It’s Friday. These are stories we’ve been following this week. We’re taking the pulse of the #2amt folk–and in some cases, raising those pulses…

And here’s a thought. There’s been a lot of talk about transparency and process, we need to introduce audiences to our process, let them see. A window is transparent, but a door is open. Maybe we should be the door in some small way. Like, for example, storytelling

Simon Ogden reads the HIVE mind.
What do you think of when you hear the word “theatre?” It might not be the same as your average theatregoer, let alone your ideal audience member. How do we define ourselves? How do we redefine ourselves? Are you part of the Red Curtain crowd? There’s nothing wrong with it, but that’s only one type of theatre. So why do most people see red curtains and the comedy/tragedy masks when they think of theatre? How do we electrify them? Simon Ogden shows us the HIVE festival in Vancouver and makes us wish we were there. (And the weather’s beautiful.)
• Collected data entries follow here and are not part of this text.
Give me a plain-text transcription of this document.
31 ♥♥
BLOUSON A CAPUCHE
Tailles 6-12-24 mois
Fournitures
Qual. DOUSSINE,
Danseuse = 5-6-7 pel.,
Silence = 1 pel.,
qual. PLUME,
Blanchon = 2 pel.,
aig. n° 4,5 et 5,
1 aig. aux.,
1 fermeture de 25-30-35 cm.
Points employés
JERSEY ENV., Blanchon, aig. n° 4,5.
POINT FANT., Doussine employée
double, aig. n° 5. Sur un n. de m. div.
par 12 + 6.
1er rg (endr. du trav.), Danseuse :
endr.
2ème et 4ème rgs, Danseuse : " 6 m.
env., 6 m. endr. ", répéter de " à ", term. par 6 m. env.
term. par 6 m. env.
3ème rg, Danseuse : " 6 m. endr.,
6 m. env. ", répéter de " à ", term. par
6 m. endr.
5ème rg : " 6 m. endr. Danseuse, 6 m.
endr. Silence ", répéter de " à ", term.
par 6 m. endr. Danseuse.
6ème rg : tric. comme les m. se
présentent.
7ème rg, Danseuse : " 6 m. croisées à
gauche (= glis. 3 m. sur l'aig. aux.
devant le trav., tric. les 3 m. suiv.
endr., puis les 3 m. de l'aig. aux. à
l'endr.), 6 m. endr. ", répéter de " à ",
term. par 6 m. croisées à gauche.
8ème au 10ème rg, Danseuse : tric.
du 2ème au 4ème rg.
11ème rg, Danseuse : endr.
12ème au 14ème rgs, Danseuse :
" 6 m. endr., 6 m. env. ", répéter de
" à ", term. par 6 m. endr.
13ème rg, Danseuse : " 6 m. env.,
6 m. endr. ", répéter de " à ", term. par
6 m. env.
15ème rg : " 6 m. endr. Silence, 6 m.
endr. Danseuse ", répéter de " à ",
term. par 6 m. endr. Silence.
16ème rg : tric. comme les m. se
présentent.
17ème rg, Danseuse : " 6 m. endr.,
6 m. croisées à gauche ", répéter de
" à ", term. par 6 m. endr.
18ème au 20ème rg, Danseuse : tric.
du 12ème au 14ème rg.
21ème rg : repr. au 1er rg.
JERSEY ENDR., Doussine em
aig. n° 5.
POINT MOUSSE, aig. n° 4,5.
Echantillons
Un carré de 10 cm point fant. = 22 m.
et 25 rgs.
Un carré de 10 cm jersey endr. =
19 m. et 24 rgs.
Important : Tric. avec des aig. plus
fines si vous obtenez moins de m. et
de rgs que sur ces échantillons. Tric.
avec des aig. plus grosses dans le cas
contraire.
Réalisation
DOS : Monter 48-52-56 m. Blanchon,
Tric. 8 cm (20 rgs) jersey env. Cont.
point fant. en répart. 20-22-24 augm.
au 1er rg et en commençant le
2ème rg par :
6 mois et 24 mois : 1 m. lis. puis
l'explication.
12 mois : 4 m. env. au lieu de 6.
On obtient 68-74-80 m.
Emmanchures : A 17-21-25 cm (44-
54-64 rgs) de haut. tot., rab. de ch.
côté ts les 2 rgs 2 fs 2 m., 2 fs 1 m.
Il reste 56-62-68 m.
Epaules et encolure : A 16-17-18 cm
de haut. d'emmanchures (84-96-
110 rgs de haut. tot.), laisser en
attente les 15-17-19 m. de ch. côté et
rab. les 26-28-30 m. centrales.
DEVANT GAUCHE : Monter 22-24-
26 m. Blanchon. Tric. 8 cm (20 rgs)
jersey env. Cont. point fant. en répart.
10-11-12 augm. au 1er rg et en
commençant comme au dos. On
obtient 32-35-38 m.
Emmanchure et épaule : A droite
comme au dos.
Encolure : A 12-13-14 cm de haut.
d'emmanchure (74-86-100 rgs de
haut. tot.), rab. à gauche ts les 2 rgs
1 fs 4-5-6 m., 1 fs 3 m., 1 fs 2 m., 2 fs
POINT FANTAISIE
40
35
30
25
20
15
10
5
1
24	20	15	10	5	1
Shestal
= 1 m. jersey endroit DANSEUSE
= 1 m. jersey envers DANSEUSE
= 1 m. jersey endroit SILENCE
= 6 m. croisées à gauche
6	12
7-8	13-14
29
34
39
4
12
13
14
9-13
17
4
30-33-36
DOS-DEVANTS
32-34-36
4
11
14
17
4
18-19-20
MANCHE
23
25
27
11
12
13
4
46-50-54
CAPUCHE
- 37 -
Theresa Rebeck on the gender problem.
Coming back to diversity for a moment, here is the full text of Theresa Rebeck’s Laura Pels Keynote address for an event hosted by the Alliance of Residence Theatres/New York this week. She challenges the theatre community to acknowledge the gender problem and to address it. If you read nothing else in this post this week, you need to read this.
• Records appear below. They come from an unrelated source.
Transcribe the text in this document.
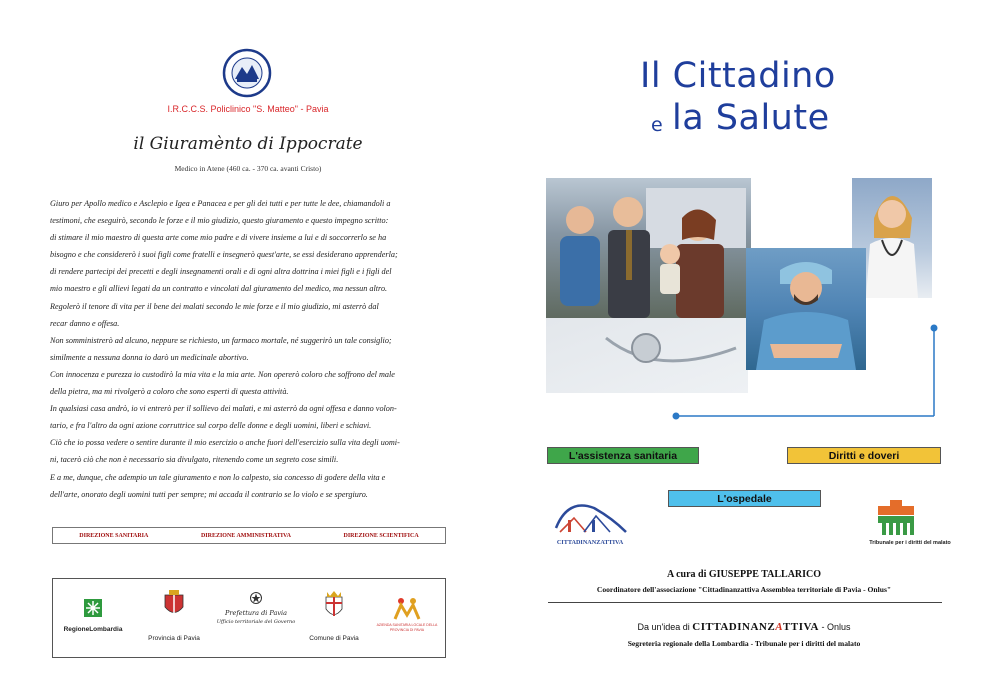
I.R.C.C.S. Policlinico "S. Matteo" - Pavia
il Giuramènto di Ippocrate
Medico in Atene (460 ca. - 370 ca. avanti Cristo)
Giuro per Apollo medico e Asclepio e Igea e Panacea e per gli dei tutti e per tutte le dee, chiamandoli a
testimoni, che eseguirò, secondo le forze e il mio giudizio, questo giuramento e questo impegno scritto:
di stimare il mio maestro di questa arte come mio padre e di vivere insieme a lui e di soccorrerlo se ha
bisogno e che considererò i suoi figli come fratelli e insegnerò quest'arte, se essi desiderano apprenderla;
di rendere partecipi dei precetti e degli insegnamenti orali e di ogni altra dottrina i miei figli e i figli del
mio maestro e gli allievi legati da un contratto e vincolati dal giuramento del medico, ma nessun altro.
Regolerò il tenore di vita per il bene dei malati secondo le mie forze e il mio giudizio, mi asterrò dal
recar danno e offesa.
Non somministrerò ad alcuno, neppure se richiesto, un farmaco mortale, né suggerirò un tale consiglio;
similmente a nessuna donna io darò un medicinale abortivo.
Con innocenza e purezza io custodirò la mia vita e la mia arte. Non opererò coloro che soffrono del male
della pietra, ma mi rivolgerò a coloro che sono esperti di questa attività.
In qualsiasi casa andrò, io vi entrerò per il sollievo dei malati, e mi asterrò da ogni offesa e danno volon-
tario, e fra l'altro da ogni azione corruttrice sul corpo delle donne e degli uomini, liberi e schiavi.
Ciò che io possa vedere o sentire durante il mio esercizio o anche fuori dell'esercizio sulla vita degli uomi-
ni, tacerò ciò che non è necessario sia divulgato, ritenendo come un segreto cose simili.
E a me, dunque, che adempio un tale giuramento e non lo calpesto, sia concesso di godere della vita e
dell'arte, onorato degli uomini tutti per sempre; mi accada il contrario se lo violo e se spergiuro.
DIREZIONE SANITARIA	DIREZIONE AMMINISTRATIVA	DIREZIONE SCIENTIFICA
RegioneLombardia
Provincia di Pavia
Prefettura di Pavia
Ufficio territoriale del Governo
Comune di Pavia
AZIENDA SANITARIA LOCALE DELLA PROVINCIA DI PAVIA
Il Cittadino
e la Salute
L'assistenza sanitaria	Diritti e doveri
L'ospedale
CITTADINANZATTIVA	Tribunale per i diritti del malato
A cura di GIUSEPPE TALLARICO
Coordinatore dell'associazione "Cittadinanzattiva Assemblea territoriale di Pavia - Onlus"
Da un'idea di CITTADINANZATTIVA - Onlus
Segreteria regionale della Lombardia - Tribunale per i diritti del malato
Travis Bedard on finding words.
This post might exist just to make Don Hall’s head pound. But it might help you see some of the disconnects in terminology, in explanation, in showing and not telling. How do we communicate why we do what we do, why we love this work, why we think you as an audience might enjoy seeing us work? Maybe the key isn’t in high-falutin’ language or literary theory. Maybe we need to be open and straightforward about it. Maybe we just say, here’s a story, I think you’re going to like it. Or here’s a show that’ll blow your mind.

Adam Thurman on what works.
After our Outrageous Fortune post the other day and the Twitter conversation between @TCG and Carlo Scandiuzzi of ACT in Seattle on Wednesday, Adam Thurman’s post strikes a particular chord. Stop complaining about what doesn’t work. Find what works and make it work for you. Simple as that.

Jonathan Fields on exercising new ideas.
Scandiuzzi noted that the primary models for ACT’s new pricing and structure are gym membership plans and Netflix. Essentially, for $25 a month, you can go to anything at ACT at any time. What they’ve created is “theatre on demand.” In this post, Jonathan Fields walks us through how this kind of plan might work, and how to keep it from becoming a crutch instead of a long-term solution.

Ciara Pressler on staying outside the box.
When you left school, did you think you’d stop learning? And did you actually stop? If so, why? Sometimes, the hardest thing to do is to step outside of your tried and true and take a good look around. You might find new ideas there. You might even find the old ones aren’t working as well as you’d thought. On the Fractured Atlas blog, Ciara Pressler has a few ideas about that.

Dan Granata on running the asylum.
This post continues a conversation that began here at the 2am site with Eric Ziegenhagen’s post on where people are when they’re not at the theatre. Dan Granata makes his way through the crazy people in the room and listens to the audience.

Gus Schulenburg on engagements.
Okay, so you’ve got it. You need to engage your audiences, listen to them. Next question. How do you do that? Gus Schulenburg points out three good examples of how best to engage your audience, both the current one and potential new ones. (Full disclosure and potential feedback loop, he does highlight our 360 Storytelling concept.)

Dennis Baker on finding your balance.
And balancing your delusions, perhaps? He’s not delusional, he’s an entrepreneur, as inspired by this cartoon. We all are in some sense, and it’s vital to find that balance between life and art. Dennis shares how he’s done that so far, and wonders if this is the right balance. As Stoppard said, “Happiness is equilibrium. Shift your weight.” And keep shifting.